The deeper significance of this tumult during the late 1960s is the students' long-range impact on US higher education. Tragically, conservative courts and legislatures have rolled back the affirmative action policies that helped to bring greater numbers of black students to universities in the 1970s and 1980s, and the soaring cost of a university education has burdened today's graduates with staggering debt obligations. But the black student movement launched the modern era of diversity on college campuses, reshaping academic culture, student life and campus employment and leadership, and these changes have endured.

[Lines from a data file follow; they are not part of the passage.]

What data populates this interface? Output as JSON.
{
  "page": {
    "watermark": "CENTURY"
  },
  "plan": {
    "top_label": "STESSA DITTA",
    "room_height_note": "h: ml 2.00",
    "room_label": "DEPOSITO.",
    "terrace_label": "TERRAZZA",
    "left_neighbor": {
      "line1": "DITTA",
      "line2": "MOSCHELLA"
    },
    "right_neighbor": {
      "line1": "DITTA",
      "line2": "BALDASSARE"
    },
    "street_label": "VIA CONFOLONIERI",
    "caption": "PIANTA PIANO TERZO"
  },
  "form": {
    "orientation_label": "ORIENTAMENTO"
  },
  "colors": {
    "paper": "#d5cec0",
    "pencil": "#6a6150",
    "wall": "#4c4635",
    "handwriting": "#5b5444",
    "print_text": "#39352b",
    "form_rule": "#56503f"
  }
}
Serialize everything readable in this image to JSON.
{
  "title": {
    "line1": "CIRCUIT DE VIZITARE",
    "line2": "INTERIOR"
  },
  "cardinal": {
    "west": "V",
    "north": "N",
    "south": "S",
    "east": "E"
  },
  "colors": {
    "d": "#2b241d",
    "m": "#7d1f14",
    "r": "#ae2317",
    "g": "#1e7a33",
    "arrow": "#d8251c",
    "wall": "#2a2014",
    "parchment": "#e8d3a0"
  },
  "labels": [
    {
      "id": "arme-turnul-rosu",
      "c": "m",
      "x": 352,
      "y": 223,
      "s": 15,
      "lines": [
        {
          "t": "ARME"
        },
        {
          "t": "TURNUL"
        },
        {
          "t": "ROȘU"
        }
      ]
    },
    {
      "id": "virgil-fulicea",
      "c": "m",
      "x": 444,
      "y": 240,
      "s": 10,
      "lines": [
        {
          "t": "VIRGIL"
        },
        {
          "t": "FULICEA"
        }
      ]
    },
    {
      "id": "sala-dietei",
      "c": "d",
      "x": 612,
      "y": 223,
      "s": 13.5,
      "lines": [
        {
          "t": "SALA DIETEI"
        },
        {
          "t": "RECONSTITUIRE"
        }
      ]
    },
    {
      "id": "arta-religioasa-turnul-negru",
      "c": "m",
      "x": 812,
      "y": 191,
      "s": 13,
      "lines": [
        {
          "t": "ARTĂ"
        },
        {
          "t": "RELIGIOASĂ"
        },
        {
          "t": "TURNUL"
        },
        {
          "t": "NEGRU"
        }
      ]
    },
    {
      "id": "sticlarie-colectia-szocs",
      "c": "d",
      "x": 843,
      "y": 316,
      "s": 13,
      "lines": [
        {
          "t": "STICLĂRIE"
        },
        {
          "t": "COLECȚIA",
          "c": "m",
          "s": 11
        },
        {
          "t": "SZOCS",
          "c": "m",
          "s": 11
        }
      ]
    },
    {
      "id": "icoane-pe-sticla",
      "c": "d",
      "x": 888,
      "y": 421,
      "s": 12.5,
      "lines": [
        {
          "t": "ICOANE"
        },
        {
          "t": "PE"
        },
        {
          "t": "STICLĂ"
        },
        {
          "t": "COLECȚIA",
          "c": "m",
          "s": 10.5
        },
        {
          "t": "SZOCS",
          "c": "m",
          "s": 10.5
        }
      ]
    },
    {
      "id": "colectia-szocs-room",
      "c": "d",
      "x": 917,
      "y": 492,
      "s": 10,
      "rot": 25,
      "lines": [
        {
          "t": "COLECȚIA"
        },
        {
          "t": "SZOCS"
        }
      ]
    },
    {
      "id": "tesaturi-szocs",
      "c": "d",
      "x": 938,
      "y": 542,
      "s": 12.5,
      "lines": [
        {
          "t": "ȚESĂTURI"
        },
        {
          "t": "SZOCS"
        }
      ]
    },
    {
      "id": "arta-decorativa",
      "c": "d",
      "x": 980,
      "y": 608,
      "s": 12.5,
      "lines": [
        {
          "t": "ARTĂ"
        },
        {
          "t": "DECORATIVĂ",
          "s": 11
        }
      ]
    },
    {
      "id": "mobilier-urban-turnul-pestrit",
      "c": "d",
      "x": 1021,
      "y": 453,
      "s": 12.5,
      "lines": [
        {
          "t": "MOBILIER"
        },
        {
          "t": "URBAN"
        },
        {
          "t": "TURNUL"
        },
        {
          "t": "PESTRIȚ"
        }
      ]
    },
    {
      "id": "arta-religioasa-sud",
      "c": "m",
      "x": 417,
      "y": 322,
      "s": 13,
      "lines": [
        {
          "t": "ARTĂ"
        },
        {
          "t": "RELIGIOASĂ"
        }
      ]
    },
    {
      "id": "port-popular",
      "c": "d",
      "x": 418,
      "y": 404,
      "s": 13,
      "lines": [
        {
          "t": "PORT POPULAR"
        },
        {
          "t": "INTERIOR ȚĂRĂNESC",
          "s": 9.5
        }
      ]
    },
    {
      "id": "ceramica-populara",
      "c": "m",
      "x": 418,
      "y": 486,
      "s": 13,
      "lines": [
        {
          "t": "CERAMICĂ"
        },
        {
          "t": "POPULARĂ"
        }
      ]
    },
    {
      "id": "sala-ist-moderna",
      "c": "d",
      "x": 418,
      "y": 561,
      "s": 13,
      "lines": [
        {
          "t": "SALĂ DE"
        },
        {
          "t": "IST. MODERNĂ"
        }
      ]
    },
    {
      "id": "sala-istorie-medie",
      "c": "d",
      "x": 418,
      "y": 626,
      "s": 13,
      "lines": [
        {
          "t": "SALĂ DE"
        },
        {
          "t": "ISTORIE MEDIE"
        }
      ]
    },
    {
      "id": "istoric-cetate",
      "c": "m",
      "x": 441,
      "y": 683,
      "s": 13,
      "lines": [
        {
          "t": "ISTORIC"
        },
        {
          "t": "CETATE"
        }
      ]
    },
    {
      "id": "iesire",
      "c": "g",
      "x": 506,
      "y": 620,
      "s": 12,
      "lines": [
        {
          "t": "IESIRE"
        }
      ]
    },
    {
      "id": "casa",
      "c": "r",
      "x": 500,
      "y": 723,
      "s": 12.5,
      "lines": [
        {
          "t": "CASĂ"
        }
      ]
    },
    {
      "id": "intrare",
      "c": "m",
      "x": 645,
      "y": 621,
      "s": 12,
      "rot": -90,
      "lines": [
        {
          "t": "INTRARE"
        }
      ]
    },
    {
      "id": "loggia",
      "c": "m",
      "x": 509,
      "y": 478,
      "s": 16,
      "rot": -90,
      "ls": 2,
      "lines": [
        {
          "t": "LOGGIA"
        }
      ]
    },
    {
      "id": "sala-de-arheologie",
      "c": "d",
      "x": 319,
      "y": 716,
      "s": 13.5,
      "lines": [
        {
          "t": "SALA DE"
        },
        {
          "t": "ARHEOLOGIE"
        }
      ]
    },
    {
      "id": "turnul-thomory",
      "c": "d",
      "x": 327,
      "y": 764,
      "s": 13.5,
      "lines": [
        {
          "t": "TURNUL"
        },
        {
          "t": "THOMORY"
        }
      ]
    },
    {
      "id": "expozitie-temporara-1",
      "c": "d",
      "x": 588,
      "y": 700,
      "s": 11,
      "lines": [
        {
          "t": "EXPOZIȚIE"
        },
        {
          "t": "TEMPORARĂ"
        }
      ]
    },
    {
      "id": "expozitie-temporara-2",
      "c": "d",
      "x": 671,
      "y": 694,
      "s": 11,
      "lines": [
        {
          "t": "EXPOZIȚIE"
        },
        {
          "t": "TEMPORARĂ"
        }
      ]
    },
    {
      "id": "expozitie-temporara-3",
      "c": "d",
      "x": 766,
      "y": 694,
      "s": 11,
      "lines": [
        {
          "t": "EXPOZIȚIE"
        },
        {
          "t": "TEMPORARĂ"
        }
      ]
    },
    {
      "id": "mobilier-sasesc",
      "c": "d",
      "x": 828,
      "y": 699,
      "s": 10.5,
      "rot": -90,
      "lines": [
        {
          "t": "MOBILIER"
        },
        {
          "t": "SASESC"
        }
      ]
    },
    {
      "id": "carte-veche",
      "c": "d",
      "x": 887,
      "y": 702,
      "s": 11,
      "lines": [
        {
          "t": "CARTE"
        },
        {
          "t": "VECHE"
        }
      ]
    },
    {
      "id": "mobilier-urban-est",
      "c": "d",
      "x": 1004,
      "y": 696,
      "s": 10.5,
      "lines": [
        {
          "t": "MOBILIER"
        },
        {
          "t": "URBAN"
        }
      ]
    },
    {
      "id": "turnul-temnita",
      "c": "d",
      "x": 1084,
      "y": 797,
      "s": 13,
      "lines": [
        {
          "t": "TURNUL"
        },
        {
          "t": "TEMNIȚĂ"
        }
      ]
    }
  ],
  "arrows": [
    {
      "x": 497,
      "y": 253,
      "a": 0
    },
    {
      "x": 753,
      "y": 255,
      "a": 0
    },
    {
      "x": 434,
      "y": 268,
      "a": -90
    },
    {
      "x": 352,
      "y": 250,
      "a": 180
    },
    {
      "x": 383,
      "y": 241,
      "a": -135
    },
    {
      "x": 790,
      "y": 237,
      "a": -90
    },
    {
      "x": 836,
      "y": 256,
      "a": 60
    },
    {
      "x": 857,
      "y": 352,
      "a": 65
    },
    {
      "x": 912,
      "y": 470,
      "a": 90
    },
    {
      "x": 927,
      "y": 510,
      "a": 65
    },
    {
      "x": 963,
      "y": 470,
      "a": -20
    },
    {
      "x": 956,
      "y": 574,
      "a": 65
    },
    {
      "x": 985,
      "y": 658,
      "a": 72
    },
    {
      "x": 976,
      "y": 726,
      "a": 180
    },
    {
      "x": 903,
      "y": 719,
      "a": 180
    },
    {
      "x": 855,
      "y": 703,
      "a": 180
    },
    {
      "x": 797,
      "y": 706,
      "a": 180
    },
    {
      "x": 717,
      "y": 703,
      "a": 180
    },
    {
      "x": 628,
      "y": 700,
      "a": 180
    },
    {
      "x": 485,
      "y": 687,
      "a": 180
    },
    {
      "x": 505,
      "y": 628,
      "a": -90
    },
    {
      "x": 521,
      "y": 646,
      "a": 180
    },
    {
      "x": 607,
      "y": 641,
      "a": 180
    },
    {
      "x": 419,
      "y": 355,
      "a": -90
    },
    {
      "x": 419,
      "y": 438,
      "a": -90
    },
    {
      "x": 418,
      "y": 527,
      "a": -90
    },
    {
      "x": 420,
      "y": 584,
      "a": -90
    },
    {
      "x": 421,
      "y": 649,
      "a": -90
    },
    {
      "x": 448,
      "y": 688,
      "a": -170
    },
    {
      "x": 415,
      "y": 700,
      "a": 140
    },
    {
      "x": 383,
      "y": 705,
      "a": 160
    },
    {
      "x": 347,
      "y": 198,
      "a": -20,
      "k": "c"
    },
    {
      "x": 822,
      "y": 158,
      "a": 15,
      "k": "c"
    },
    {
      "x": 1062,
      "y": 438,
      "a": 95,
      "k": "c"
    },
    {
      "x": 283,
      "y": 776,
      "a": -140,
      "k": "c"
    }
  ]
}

Most notable as an enduring achievement of the movement is the continuing growth and vitality of black studies, or, as it is more commonly known today, African American or African diaspora studies. In light of the heterogeneous nature of the US higher education sector, it is difficult to generalise about the state of African American studies programmes: there is tremendous unevenness in their staffing and finances nationwide. In contrast to recurring rumours of its demise, black studies has survived and at many elite research universities it is flourishing - indeed, 11 universities now confer PhDs in African American studies. But most importantly, in defiance of all the sceptics who have doubted and may continue to doubt the scholarly heft of the field, black studies academics have produced scholarship that has influenced research in the humanities and social sciences more generally, helping to put categories of race, class, gender and sexuality at the centre of academic inquiry.